Of course, when you put a crucifix and a bloody hand together, it conjures images of stigmata. Screenwriter David Koepp pushes the allusion further by having Scanlon quote Christ on the cross to Jane by way of convincing her that she must be the one to stop Daniel by any means necessary.

It’s easy to see why this is scary, right?

On a very basic level, you have a powerful, wealthy man subduing and assaulting an innocent young woman, which is frightening enough. Then, the layers of the scene kick in. Scanlon doesn’t just assault Jane, but possesses her, seizes her memories, her knowledge, and finally her own free will, all while Jane literally clings to her faith in an effort to fight back. Disclosure Day is, among other things, a story about who has a right to the truth, and Scanlon believes that he should be the arbiter of that truth. Not just the truth as he sees it, but the truth as Jane sees it as well. If they don’t see eye to eye, he’ll make her. 

But the possession, as it turns out, cuts both ways. Using the rod to dive is, for a normal human being, an intensely strenuous process. Scanlon admits that previous attempts almost killed him, and for some members of his time, so much as touching the rod results in a near-death experience. Even accessing an unprepared mind like Jane’s takes a lot of Scanlon, and when she kicks him out by squeezing the crucifix – again, so much meaning embedded in the details here – his team holds him back and tries to offer medical intervention. But Scanlon persists, pushing them away, and keeps diving back in.

This means that Jane can’t escape him because he just won’t stop pushing back through her defenses, but it also means that each time Scanlon enters her mind, and thus the safe house, he looks more monstrous. By the end, through a combination of lighting and makeup, Firth barely looks human, conjuring up images of the possessed Father Karras at the end of The Exorcist.

Colin Firth (center, standing) in DISCLOSURE DAY, directed by Steven Spielberg.

On a pure, visceral craft level, all of this is quite frightening, but the real trick to making this scene into Spielberg’s most terrifying lies in the more existential horror surrounding all of this.
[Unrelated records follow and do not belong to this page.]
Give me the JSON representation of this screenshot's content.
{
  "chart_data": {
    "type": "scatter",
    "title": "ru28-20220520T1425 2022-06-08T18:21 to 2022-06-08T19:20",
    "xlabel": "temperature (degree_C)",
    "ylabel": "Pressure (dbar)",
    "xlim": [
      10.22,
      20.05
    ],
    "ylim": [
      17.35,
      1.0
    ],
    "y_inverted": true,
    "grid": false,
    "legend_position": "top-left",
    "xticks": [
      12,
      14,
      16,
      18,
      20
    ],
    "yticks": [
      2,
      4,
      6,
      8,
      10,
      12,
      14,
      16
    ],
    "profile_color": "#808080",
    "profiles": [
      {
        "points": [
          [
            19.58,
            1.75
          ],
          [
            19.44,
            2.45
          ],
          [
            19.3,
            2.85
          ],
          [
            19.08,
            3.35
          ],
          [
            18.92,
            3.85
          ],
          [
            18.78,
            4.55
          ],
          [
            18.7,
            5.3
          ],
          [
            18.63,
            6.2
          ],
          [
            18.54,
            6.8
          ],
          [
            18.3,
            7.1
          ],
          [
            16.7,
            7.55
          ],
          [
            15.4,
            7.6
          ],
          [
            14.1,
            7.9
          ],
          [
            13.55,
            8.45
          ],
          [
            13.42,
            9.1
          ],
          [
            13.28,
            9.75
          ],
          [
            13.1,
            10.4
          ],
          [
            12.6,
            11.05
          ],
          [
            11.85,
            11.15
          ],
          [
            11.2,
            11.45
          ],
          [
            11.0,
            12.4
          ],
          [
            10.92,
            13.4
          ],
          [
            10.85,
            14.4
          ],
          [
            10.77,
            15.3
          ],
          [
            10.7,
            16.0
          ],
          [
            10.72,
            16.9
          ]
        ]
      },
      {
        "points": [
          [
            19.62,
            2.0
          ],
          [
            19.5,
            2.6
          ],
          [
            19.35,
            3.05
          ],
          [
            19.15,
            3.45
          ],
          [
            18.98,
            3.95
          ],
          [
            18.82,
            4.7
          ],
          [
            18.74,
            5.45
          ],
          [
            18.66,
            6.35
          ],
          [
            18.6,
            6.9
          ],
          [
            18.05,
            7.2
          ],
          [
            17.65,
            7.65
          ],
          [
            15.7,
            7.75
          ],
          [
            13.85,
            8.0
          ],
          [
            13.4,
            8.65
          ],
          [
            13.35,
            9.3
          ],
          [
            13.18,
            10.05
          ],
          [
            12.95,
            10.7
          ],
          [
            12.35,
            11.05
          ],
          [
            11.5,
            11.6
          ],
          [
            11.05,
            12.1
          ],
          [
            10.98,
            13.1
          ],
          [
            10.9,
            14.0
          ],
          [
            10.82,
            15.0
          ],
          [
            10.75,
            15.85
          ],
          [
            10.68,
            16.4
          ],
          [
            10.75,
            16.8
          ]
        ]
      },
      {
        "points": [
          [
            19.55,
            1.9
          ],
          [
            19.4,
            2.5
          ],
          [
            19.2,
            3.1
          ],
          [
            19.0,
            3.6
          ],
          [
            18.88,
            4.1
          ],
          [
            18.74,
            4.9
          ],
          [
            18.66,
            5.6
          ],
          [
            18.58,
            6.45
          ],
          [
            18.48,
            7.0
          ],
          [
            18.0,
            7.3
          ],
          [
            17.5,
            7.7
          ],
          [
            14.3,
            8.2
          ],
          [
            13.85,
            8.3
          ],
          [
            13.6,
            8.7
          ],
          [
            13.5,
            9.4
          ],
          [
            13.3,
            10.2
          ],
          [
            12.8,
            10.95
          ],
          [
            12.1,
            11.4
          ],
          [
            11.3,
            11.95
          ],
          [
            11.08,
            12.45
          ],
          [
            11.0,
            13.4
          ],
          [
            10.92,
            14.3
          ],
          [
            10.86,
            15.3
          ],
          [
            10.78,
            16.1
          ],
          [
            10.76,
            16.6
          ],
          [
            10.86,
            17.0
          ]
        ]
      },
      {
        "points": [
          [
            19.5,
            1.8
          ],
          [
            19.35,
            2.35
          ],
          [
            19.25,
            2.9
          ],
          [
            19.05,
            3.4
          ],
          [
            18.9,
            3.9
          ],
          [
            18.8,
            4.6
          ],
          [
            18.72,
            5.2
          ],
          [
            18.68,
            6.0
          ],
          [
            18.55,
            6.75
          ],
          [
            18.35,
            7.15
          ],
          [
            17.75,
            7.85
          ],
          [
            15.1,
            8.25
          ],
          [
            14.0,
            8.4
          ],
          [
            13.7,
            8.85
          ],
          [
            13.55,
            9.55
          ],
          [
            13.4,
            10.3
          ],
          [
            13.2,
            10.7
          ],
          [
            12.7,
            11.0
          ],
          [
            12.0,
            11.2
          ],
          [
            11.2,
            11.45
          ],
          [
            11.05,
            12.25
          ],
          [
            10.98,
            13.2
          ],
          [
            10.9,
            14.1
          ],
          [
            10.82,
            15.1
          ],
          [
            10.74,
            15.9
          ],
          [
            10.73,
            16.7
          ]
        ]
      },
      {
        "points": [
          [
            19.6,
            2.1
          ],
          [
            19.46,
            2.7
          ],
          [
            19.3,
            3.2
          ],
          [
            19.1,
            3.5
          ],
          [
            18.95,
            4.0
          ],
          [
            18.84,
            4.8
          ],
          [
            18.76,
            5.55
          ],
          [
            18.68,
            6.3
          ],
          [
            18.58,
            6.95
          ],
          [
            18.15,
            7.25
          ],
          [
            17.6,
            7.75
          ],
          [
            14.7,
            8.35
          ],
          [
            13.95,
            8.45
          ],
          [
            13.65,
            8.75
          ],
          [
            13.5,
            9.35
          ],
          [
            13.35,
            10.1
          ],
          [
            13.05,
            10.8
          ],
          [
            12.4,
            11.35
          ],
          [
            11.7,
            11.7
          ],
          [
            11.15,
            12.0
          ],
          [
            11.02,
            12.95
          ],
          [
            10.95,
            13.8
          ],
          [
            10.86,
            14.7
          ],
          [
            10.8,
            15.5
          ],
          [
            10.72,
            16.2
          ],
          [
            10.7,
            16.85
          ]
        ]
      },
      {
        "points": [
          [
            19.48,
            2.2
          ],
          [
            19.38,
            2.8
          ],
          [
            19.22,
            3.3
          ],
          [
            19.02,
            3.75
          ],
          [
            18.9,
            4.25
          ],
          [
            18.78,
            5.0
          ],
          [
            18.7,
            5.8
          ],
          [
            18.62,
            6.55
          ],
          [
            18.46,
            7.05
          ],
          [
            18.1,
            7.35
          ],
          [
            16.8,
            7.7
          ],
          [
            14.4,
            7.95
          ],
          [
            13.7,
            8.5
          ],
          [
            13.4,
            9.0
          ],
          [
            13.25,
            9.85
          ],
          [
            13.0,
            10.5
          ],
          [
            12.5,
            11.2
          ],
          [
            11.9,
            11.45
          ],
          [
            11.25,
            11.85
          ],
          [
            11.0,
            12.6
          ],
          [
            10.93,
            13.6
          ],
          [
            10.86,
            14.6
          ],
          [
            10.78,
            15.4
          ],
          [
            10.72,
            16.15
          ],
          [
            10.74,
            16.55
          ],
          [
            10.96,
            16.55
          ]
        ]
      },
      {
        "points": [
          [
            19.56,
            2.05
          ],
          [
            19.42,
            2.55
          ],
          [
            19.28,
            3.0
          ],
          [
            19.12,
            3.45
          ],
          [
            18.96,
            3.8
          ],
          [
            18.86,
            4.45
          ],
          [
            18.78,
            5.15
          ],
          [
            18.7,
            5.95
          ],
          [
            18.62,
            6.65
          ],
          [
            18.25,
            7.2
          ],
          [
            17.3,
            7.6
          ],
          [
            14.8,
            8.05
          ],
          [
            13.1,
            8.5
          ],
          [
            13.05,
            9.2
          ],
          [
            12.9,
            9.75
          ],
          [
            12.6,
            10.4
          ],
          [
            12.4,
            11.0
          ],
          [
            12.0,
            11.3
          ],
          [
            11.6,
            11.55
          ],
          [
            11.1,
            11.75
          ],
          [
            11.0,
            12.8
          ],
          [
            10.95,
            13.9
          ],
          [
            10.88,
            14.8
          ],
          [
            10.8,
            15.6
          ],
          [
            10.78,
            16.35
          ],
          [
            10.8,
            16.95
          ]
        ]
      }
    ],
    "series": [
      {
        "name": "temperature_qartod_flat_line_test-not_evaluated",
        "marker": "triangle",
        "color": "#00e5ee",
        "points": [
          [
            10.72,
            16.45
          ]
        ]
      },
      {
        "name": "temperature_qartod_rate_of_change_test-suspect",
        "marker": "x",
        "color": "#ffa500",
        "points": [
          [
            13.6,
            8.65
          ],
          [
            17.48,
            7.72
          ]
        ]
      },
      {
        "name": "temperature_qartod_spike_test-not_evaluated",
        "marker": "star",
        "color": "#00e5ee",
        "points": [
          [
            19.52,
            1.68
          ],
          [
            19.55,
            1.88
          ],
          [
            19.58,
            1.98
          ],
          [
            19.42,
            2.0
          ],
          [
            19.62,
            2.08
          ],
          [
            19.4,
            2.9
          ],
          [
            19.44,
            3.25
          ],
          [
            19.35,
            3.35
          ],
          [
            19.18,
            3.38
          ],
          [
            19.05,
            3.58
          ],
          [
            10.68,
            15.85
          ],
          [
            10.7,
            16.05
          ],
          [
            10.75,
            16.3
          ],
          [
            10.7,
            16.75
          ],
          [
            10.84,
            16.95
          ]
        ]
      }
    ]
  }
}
Disclosure Day is a film about the battle for the truth over extraterrestrials, but it’s also about a fight against an impossibly powerful surveillance state, the devaluing of human and alien lives in favor of some nebulous collection of assets, and the value of the individual in a world that increasingly lumps people into demographic boxes and writes them off.

In this scene, the surveillance state becomes supernatural, a human life is worth less than a piece of information, and an extragovernmental technocrat would rather sacrifice his own humanity than see reason. In 2026, few things could be more terrifying than that. Spielberg knows this and wields it mightily, proving once again that, while he’s not a strictly horror filmmaker, he can direct horror with the best of them.

Disclosure Day is in theaters now. 

Eve Hewson (second from left) in DISCLOSURE DAY, directed by Steven Spielberg.